Substitute $490\text{ N}$ for $W$ and $206\text{ N}$ for $F_c$ in the above equation to find $F_N$.

$\begin{array}{c}{F}_N=490\text{ N}-206\text{ N}\\ =284\text{ N}\end{array}$

Conclusion:

Thus the magnitude of the normal force exerted by the seat on the rider at the top of the cycle is $284\text{ N}$.

To determine

What will happen if the Ferris wheel moves so fast that the weight of the rider is not sufficient to provide the centripetal force at the top of the cycle.

Answer to Problem 2SP

The rider will let go of the safety bar and he will fly out at a trajectory tangent to the Ferris wheel.

Explanation of Solution

On a Ferris wheel, the circular motion is vertical. The forces acting on the rider in the Ferris wheel are normal force and the weight of the rider.

At the bottom of the cycle the centripetal force needed for the vertical motion of the rider is provided by the weight of the rider.
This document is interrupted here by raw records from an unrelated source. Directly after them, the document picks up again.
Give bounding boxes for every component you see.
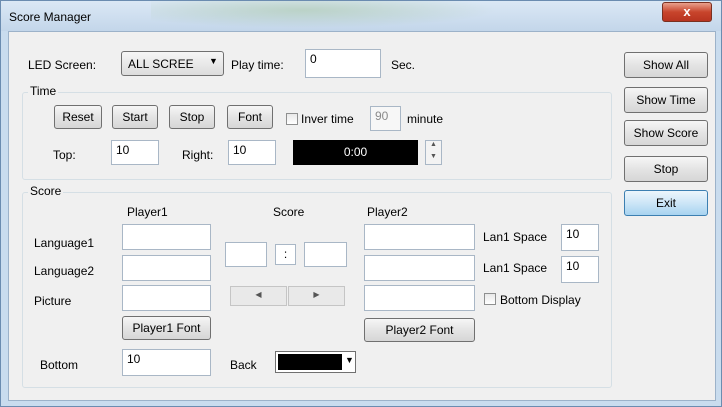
time-group (22, 92, 612, 180)
lan1-space-input-1[interactable]: 10 (561, 224, 599, 251)
player1-language2-input[interactable] (122, 255, 211, 281)
score-separator: : (275, 244, 296, 265)
led-screen-value: ALL SCREE (128, 57, 194, 71)
player1-header: Player1 (127, 205, 168, 219)
show-score-button[interactable]: Show Score (624, 120, 708, 146)
play-time-input[interactable]: 0 (305, 49, 381, 78)
player2-language2-input[interactable] (364, 255, 475, 281)
close-icon: x (683, 4, 691, 19)
player1-language1-input[interactable] (122, 224, 211, 250)
top-input[interactable]: 10 (111, 140, 159, 165)
title-bar[interactable]: Score Manager x (1, 1, 721, 31)
time-stop-button[interactable]: Stop (169, 105, 215, 129)
back-label: Back (230, 358, 257, 372)
chevron-down-icon: ▼ (345, 355, 354, 365)
close-button[interactable]: x (662, 2, 712, 22)
bottom-label: Bottom (40, 358, 79, 372)
led-screen-select[interactable]: ALL SCREE ▼ (121, 51, 224, 76)
player1-font-button[interactable]: Player1 Font (122, 316, 211, 340)
score-header: Score (273, 205, 305, 219)
language1-label: Language1 (34, 236, 95, 250)
right-input[interactable]: 10 (228, 140, 276, 165)
bottom-input[interactable]: 10 (122, 349, 211, 376)
top-label: Top: (53, 148, 76, 162)
reset-button[interactable]: Reset (54, 105, 102, 129)
inver-time-label: Inver time (301, 112, 354, 126)
player2-language1-input[interactable] (364, 224, 475, 250)
time-group-title: Time (28, 84, 59, 98)
side-stop-button[interactable]: Stop (624, 156, 708, 182)
language2-label: Language2 (34, 264, 95, 278)
player2-font-button[interactable]: Player2 Font (364, 318, 475, 342)
time-clock-display: 0:00 (293, 140, 418, 165)
spin-down-icon[interactable]: ▼ (426, 153, 441, 165)
back-color-swatch (278, 354, 342, 370)
bottom-display-checkbox[interactable] (484, 293, 496, 305)
minute-label: minute (407, 112, 444, 126)
play-time-label: Play time: (231, 58, 284, 72)
start-button[interactable]: Start (112, 105, 158, 129)
inver-time-checkbox[interactable] (286, 113, 298, 125)
scroll-right-button[interactable]: ▶ (288, 286, 345, 306)
lan1-space-label-1: Lan1 Space (483, 230, 548, 244)
window-title: Score Manager (9, 10, 92, 24)
client-area: LED Screen: ALL SCREE ▼ Play time: 0 Sec… (8, 31, 716, 401)
player1-picture-input[interactable] (122, 285, 211, 311)
player2-header: Player2 (367, 205, 408, 219)
show-all-button[interactable]: Show All (624, 52, 708, 78)
sec-label: Sec. (391, 58, 416, 72)
show-time-button[interactable]: Show Time (624, 87, 708, 113)
spin-up-icon[interactable]: ▲ (426, 141, 441, 153)
score-manager-window: Score Manager x LED Screen: ALL SCREE ▼ … (0, 0, 722, 407)
font-button[interactable]: Font (227, 105, 273, 129)
lan1-space-label-2: Lan1 Space (483, 261, 548, 275)
bottom-display-label: Bottom Display (500, 293, 581, 307)
inver-time-input[interactable]: 90 (370, 106, 401, 131)
right-label: Right: (182, 148, 214, 162)
player2-picture-input[interactable] (364, 285, 475, 311)
led-screen-label: LED Screen: (28, 58, 97, 72)
exit-button[interactable]: Exit (624, 190, 708, 216)
back-color-picker[interactable]: ▼ (275, 351, 356, 373)
clock-spinner[interactable]: ▲ ▼ (425, 140, 442, 165)
arrow-right-icon: ▶ (313, 290, 320, 299)
score-group-title: Score (28, 184, 64, 198)
chevron-down-icon: ▼ (209, 56, 218, 66)
player1-score-input[interactable] (225, 242, 267, 267)
player2-score-input[interactable] (304, 242, 347, 267)
arrow-left-icon: ◀ (255, 290, 262, 299)
lan1-space-input-2[interactable]: 10 (561, 256, 599, 283)
titlebar-decoration (151, 1, 531, 31)
picture-label: Picture (34, 294, 72, 308)
scroll-left-button[interactable]: ◀ (230, 286, 287, 306)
At the top of the cycle the centripetal acceleration is provided by the weight of the rider.

When the Ferris wheel moves so fast, the weight of the rider becomes not sufficient to provide the centripetal force at the top of the cycle. Then the rider will let go of the safety bar and he will fly out of at a trajectory tangent to the Ferris wheel. At this moment, gravity will also accelerate the rider to the ground.

Conclusion:

Thus the rider will let go of the safety bar and he will fly out at a trajectory tangent to the Ferris wheel.